Tip #4: Opt for Greener Night Lights

While it's better to keep lights turned off at night, illumination can be helpful if you're a scared child or a clumsy adult navigating dark hallways. Eco-friendly options for night lights include battery-free, hand-pump flashlights, motion-sensing LED lights, or a solar-powered LED "Solar Jar." If you're crafty, you can make your own sun jar

Share your tips: Do you use a green night light? 

February 24, 2010

Daily Roundup: February 24, 2010

Regulation Legislation: The EPA is prepared to fight legislation aimed at stripping the agency's ability to regulate carbon emissions. BusinessGreen

Hot Water: Temperature trackers say the ocean plays a dominant role in global warming, as it stores as much heat in its first ten feet of depth as does the entire atmosphere. ScienceDaily

Doctored Data: A former employee is accusing agricultural giant Monsanto of submitting fake scientific data to India's government in an attempt to sidestep regulatory requirements. Celsias

"Science is Settled": EPA Administrator Lisa Jackson told Senate Republicans today that the science behind climate change is settled, and that human activity is to blame. Society of Environmental Journalists

Killer Whale: A trainer was killed at SeaWorld in Orlando, Florida, today when she slipped into a pool and was attacked by an orca. The same orca is linked to two other deaths in 1991 and 1999. MSNBC

--Nicholas Mukhar

Bloom Box Buzz

Bloom Boxes Silicon Valley start-up Bloom Energy made history today when they announced their Bloom Energy Server, nicknamed “the Bloom Box,” a very efficient mini fuel cell.   
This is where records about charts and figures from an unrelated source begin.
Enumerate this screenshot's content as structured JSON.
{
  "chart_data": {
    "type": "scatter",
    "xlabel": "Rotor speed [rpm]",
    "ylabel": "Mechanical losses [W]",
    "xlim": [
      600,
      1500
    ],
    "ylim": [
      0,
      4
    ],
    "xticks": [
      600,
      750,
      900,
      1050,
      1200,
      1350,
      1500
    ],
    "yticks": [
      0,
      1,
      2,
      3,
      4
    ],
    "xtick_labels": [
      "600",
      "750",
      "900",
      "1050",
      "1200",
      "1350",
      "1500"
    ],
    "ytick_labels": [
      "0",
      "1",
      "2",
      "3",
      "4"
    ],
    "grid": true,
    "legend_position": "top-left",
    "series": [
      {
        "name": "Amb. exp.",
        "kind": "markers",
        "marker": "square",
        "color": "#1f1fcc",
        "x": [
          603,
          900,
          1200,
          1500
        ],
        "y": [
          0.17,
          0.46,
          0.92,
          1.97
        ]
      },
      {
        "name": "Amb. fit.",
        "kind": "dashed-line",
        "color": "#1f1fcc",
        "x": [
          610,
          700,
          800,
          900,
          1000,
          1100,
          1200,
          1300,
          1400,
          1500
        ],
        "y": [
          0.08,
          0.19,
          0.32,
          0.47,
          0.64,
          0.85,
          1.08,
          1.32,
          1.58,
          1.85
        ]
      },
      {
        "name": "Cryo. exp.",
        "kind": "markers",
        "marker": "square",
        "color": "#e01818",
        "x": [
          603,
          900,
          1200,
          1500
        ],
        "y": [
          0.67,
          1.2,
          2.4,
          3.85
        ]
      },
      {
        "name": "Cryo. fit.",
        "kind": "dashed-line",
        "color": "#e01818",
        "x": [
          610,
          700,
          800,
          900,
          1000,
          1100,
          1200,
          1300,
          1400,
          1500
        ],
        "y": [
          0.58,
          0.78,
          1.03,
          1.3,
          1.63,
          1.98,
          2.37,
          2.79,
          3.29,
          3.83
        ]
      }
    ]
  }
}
The Bloom Box (pictured above at the eBay headquarters) converts air and fuel from nearly any source fossil or renewable to energy through an electrochemical process that is cleaner and much more efficient than combustion. The materials needed to make the box are cheap and abundant (unlike those used for hydrogen fuel cells). In an area roughly the size of a parking space, one box can generate enough energy for 100 homes, or a medium-sized office building.

At this morning's release event, the company’s CEO (a former NASA engineer) said that, if used in conjunction with renewable fuels, Bloom Boxes are entirely carbon-neutral and will revolutionize the energy industry. The event generated quite a buzz: Arnold Schwarzenegger, Colin Powell, and the heads of Google and Wal-Mart all attended.